Nevertheless, antibiotic resistance has been a difficult ongoing problem for many years and has now reached a point of crisis, whereby some strains of M. tuberculosis are resistant to at least two of the first-line, and most powerful, drugs (isoniazid and rifampicin). Disease caused by these strains is known as multi-drug resistant tuberculosis (MDR-TB). Worse still, other strains have developed even more extensive resistance as a result of the inadequate and under-resourced management of MDR-TB in many regions of the world. These strains are also resistant to isoniazid and rifampicin, as well as at least one of the quinolones and at least one of the second-line drugs  kanamycin, capreomycin, or amikacin. Disease caused by these strains is known as extensively drug resistant tuberculosis (XDR-TB).
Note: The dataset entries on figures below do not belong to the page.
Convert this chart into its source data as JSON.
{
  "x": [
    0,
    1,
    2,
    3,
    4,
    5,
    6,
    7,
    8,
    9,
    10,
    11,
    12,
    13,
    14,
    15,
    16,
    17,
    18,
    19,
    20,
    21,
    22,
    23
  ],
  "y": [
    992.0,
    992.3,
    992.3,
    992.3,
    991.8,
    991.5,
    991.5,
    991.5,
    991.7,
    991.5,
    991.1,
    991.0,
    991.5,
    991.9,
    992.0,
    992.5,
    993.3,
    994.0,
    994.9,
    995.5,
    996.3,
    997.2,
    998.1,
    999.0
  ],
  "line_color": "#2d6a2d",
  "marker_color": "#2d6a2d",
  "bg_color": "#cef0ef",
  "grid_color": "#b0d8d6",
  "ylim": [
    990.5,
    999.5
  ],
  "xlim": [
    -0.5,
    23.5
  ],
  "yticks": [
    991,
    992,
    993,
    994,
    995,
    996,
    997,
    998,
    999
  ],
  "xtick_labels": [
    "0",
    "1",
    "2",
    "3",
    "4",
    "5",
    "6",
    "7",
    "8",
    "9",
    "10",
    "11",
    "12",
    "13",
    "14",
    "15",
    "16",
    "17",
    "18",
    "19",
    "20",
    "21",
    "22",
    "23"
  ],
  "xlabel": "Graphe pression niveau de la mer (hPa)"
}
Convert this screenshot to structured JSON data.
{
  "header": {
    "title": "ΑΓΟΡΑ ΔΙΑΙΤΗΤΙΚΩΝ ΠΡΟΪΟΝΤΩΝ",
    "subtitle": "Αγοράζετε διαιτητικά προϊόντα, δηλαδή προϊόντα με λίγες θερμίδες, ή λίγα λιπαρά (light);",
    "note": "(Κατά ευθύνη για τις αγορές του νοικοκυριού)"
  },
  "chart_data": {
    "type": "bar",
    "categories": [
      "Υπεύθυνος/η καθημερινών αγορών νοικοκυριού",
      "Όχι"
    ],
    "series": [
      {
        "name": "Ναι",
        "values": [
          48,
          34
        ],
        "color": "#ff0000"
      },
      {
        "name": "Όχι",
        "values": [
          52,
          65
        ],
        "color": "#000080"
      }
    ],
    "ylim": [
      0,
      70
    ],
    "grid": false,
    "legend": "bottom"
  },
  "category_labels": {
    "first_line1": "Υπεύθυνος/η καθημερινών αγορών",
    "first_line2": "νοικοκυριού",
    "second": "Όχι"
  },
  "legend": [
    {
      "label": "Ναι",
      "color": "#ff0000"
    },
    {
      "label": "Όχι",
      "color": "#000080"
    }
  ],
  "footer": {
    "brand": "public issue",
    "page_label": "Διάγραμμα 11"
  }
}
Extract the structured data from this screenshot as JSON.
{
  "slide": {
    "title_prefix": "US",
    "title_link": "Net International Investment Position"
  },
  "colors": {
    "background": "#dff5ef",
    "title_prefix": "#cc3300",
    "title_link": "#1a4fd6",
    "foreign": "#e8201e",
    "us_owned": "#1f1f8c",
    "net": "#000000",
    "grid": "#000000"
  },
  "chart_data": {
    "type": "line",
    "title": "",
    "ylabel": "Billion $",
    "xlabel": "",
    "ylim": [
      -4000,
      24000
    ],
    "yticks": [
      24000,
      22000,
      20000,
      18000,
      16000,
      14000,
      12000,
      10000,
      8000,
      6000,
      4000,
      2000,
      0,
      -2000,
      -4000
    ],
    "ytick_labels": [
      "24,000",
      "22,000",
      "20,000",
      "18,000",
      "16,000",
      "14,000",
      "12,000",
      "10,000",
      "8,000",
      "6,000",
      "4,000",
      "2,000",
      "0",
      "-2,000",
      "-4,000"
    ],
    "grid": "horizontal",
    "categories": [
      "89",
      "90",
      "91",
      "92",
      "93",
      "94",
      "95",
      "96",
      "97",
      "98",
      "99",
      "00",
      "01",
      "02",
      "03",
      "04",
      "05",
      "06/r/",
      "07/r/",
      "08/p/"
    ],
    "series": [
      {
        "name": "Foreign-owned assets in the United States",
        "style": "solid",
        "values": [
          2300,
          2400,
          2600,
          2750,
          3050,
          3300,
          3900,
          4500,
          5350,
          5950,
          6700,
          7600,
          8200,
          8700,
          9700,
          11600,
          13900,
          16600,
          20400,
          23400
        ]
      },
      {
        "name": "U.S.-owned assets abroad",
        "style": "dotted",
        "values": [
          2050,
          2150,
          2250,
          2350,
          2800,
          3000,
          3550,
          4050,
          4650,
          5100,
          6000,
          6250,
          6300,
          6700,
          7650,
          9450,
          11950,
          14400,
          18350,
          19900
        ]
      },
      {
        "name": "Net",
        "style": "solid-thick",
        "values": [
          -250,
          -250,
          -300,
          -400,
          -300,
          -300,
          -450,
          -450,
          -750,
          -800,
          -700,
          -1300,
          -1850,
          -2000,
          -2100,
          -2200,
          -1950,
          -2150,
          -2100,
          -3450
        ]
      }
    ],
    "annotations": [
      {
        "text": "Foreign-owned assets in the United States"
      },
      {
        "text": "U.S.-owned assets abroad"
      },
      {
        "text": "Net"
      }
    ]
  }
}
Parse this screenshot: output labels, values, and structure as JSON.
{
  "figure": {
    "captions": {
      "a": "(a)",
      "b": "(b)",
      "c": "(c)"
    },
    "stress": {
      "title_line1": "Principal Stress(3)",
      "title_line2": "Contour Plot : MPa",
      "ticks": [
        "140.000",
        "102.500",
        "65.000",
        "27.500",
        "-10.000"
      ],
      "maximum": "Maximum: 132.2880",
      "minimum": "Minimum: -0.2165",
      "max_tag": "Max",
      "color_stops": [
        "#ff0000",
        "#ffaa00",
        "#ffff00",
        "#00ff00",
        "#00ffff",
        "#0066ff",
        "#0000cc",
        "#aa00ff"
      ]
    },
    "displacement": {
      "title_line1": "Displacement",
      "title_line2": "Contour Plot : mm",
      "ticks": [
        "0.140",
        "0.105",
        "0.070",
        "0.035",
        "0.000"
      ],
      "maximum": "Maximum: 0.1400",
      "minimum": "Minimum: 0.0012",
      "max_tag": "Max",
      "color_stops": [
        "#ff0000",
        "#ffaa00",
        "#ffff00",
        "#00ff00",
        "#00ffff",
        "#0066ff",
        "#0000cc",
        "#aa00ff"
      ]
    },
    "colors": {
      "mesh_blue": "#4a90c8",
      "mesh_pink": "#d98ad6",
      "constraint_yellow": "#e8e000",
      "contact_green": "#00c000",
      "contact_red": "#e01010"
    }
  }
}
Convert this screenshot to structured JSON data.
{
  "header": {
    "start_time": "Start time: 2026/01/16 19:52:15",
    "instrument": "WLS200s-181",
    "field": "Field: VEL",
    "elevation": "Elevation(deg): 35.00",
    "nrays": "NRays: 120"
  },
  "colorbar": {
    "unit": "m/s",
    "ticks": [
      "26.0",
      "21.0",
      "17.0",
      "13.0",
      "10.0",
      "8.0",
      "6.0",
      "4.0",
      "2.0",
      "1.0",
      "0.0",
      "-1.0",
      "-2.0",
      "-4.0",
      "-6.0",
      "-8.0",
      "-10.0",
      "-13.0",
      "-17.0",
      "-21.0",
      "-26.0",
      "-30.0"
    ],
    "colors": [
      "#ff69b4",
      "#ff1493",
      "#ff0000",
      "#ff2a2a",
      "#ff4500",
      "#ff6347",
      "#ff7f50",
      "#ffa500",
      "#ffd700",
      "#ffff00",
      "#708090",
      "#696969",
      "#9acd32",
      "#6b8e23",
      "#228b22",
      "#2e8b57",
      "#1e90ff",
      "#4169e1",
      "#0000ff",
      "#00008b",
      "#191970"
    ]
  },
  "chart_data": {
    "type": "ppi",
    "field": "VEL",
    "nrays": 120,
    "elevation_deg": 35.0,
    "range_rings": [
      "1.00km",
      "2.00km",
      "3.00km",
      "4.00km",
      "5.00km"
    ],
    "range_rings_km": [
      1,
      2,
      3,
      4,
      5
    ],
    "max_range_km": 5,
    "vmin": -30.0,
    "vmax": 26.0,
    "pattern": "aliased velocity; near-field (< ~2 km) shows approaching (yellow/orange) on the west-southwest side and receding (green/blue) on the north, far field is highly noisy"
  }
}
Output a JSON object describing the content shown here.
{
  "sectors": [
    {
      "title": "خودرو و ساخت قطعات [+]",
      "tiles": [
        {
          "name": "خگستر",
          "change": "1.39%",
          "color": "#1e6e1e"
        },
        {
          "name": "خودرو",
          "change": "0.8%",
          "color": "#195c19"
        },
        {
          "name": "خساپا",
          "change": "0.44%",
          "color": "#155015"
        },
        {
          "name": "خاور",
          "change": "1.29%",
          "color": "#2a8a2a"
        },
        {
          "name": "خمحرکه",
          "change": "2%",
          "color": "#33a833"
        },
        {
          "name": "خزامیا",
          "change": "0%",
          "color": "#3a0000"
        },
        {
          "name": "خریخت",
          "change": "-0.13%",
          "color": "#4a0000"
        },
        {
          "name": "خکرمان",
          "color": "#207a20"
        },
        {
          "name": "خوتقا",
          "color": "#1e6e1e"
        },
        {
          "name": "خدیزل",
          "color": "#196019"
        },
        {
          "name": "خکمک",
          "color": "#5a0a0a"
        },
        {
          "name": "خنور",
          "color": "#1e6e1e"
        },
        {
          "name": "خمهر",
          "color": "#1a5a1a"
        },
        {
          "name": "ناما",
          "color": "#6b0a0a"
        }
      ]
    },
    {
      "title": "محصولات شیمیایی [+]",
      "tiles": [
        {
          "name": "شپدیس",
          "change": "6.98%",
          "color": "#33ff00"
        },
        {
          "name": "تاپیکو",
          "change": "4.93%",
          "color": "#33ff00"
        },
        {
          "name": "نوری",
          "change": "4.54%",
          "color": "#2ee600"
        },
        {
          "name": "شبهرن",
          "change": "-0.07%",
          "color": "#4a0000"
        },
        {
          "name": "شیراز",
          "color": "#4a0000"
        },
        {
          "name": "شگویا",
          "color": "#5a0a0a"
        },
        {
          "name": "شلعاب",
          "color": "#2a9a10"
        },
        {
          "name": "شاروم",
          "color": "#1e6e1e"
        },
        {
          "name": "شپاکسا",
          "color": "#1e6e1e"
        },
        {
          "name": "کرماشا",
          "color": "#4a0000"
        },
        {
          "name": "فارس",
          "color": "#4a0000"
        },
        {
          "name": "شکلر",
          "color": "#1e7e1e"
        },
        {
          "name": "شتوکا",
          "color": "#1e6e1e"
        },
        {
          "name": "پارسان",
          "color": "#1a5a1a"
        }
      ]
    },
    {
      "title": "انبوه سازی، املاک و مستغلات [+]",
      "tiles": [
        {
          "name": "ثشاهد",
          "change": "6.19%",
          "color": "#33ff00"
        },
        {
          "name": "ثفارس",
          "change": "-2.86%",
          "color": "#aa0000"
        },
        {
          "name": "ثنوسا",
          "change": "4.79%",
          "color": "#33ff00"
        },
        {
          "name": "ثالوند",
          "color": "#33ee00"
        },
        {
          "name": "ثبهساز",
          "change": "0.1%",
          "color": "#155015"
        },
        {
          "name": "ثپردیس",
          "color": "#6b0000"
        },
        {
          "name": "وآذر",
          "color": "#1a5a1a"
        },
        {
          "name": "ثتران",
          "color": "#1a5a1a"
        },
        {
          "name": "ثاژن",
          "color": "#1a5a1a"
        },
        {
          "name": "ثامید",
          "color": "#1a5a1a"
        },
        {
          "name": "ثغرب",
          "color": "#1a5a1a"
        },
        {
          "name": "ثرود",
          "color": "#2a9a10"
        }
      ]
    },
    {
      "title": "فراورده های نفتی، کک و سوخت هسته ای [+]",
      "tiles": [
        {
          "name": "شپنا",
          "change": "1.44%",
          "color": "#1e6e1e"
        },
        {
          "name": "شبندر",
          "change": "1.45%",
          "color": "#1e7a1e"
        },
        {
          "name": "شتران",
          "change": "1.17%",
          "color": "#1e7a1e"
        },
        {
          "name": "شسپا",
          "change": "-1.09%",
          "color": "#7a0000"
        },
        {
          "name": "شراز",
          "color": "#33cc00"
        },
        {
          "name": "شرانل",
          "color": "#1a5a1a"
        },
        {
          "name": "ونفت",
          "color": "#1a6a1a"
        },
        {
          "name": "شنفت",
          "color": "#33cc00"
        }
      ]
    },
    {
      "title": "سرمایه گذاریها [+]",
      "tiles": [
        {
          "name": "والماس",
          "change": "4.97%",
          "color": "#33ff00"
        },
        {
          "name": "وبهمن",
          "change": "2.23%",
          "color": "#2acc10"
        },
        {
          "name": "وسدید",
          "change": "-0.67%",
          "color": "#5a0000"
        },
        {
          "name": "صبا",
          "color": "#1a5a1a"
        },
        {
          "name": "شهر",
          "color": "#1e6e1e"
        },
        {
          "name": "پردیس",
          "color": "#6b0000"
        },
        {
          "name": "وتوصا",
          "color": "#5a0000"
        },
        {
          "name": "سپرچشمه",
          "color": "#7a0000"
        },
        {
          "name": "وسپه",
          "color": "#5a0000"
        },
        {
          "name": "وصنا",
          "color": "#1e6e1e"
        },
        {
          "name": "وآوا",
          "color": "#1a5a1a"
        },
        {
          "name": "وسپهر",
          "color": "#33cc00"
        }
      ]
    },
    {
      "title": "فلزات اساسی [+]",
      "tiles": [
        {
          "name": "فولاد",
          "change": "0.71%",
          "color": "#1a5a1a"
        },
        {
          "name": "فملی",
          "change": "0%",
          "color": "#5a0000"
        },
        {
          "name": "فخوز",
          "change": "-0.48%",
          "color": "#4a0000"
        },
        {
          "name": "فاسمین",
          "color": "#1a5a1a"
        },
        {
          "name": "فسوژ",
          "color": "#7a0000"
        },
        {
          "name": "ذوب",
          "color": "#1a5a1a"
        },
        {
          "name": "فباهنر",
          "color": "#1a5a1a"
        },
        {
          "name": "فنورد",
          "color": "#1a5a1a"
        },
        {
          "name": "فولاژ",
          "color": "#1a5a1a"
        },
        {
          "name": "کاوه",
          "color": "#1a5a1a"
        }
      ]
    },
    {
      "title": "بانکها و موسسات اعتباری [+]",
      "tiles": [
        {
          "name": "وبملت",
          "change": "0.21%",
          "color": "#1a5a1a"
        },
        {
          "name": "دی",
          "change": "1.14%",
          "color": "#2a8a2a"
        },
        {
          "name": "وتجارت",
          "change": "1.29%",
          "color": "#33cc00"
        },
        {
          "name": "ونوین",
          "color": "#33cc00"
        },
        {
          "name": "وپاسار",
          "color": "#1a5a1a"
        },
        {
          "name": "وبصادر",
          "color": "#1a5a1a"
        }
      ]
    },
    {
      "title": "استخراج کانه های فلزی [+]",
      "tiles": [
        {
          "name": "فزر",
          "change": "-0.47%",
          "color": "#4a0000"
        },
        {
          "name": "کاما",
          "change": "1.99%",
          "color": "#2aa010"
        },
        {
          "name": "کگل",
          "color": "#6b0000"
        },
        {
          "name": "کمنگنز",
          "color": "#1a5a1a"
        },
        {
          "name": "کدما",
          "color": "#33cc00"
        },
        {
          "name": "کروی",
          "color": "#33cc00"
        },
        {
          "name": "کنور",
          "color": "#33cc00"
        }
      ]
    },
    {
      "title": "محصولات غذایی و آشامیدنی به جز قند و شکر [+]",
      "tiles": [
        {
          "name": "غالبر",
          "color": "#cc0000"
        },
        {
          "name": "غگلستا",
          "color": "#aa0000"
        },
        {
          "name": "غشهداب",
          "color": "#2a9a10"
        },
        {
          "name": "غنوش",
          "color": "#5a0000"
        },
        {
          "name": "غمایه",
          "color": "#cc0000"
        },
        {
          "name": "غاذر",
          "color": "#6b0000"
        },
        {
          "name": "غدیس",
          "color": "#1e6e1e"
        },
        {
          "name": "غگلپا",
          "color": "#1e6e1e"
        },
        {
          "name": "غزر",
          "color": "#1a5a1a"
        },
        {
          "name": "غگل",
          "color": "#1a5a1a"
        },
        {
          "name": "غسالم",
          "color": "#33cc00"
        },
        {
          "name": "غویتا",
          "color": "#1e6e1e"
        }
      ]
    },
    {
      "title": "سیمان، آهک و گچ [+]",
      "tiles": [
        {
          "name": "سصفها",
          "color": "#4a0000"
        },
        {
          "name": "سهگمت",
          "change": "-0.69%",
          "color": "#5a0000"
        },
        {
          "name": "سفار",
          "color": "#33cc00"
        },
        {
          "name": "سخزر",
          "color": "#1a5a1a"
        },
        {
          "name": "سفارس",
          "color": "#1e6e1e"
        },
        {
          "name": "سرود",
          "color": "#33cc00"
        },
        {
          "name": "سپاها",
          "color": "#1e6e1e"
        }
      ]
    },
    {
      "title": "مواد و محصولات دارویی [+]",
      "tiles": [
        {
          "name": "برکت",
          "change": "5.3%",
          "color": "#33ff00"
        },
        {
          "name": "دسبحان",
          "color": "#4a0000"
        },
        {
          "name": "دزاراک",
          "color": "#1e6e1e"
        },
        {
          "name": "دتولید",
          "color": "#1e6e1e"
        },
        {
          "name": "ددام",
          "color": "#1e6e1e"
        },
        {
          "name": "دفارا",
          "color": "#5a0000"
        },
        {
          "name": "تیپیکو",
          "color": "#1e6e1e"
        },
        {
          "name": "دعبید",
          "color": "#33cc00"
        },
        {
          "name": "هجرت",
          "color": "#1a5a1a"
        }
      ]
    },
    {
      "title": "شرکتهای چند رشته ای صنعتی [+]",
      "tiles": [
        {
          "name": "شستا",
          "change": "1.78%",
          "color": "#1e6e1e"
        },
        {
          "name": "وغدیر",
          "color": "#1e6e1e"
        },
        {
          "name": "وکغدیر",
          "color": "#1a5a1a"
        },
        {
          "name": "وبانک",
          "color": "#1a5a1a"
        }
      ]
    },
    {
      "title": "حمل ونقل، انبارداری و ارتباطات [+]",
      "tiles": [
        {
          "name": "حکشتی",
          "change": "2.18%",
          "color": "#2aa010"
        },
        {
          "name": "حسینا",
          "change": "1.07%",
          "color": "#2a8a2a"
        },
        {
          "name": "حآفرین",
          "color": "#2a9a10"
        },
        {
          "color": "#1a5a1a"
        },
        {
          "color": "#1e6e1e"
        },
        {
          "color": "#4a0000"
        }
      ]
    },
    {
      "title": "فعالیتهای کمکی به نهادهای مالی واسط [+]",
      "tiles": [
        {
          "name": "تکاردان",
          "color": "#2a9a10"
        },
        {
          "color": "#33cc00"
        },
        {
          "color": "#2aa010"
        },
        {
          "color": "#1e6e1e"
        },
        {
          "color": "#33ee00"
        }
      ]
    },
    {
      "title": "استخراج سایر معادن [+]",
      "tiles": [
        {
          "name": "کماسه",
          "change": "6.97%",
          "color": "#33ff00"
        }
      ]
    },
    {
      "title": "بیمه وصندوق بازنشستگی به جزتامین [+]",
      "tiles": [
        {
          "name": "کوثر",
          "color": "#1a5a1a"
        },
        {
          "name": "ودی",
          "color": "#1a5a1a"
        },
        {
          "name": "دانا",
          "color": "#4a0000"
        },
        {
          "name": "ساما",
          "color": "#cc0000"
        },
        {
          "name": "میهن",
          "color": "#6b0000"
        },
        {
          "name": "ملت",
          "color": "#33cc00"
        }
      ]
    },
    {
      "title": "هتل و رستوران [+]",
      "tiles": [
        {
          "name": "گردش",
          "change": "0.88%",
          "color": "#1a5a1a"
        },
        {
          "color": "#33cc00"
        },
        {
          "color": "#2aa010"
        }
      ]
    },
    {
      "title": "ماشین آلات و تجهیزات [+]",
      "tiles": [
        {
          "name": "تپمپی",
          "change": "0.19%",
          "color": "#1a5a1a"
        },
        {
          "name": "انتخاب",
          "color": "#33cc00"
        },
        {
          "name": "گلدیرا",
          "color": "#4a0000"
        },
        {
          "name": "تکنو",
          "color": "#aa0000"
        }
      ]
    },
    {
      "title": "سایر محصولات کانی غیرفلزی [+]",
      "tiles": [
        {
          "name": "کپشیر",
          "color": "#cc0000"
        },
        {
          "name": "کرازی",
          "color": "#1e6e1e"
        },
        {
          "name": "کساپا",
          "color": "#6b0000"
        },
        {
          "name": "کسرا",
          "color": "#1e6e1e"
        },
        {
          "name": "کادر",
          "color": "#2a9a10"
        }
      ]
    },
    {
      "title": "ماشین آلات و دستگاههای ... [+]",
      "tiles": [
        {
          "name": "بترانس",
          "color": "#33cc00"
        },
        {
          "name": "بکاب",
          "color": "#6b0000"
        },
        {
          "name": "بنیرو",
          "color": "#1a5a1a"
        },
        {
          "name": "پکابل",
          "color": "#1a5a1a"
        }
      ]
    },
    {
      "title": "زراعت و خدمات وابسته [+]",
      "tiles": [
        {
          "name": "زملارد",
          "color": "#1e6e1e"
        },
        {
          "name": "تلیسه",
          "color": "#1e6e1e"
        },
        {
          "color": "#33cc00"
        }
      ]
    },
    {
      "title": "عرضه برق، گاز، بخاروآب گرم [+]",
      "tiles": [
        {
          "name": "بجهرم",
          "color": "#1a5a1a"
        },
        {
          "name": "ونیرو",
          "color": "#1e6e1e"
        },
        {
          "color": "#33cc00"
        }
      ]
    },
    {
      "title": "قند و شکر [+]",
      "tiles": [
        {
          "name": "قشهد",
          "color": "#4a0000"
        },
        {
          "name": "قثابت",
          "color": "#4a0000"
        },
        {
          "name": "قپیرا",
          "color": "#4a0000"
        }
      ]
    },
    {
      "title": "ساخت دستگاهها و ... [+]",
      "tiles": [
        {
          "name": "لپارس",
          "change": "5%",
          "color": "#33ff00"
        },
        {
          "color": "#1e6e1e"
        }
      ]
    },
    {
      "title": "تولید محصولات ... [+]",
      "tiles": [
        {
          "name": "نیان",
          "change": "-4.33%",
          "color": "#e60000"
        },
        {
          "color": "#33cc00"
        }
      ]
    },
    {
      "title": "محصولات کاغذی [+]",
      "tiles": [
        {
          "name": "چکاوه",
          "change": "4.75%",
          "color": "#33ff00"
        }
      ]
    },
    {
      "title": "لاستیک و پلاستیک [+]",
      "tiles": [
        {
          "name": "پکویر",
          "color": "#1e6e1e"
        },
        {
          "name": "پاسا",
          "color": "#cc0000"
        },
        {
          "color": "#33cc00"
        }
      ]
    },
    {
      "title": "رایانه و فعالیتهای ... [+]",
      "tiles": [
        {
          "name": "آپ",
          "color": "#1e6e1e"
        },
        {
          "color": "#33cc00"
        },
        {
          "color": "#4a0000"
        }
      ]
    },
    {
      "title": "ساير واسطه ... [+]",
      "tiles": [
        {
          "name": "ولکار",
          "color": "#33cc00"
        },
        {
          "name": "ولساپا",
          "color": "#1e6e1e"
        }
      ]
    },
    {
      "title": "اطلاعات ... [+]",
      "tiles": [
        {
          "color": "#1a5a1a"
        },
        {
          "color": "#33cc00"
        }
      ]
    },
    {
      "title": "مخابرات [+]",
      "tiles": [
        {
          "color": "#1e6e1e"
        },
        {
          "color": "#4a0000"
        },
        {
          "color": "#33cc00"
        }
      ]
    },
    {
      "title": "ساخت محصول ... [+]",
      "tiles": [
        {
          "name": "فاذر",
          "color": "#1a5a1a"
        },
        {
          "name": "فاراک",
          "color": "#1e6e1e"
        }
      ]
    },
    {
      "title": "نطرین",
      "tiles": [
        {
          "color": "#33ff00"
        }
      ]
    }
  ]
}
Control and Prevention. There are several critical factors that need to be implemented to realize an effective tuberculosis control and prevention program. First, rigorous case finding and treatment is obviously critical to save the individual as well as to stop transmission of infection to contacts. Case identification must combine microscopy and clinical symptoms, and treatment should be comprised of the short-course of directly observed therapy (DOTS). Second, exhaustive contact tracing for contacts of each active tuberculosis case should be carried out in the field so that new infections can be identified and treated before becoming active cases. Third, a good surveillance system is fundamental to the control of any infectious disease. An administrative system for recording cases and monitoring outcomes is necessary to estimate the occurrence of disease and identify temporal trends and spatial clusters. Furthermore, good surveillance instruments combined with molecular epidemiology are also necessary to monitor antibiotic resistance in M. tuberculosis. Fourth, an adequate supply of tuberculosis medications must be available to populations with endemic tuberculosis. This may seem obvious, and it is, but unfortunately the lack of a consistent supply of medication has hampered many control programs particularly in poor areas of the developing world. Fifth, there must be a government commitment to tuberculosis control. Significant resources and public health infrastructure and personnel are required to implement and sustain tuberculosis control programs, and sustainability is critical because control of this disease requires a long-term effort. As such, a strong commitment by government agencies, which can mobilize the necessary resources and infrastructure, is essential to regional control of tuberculosis.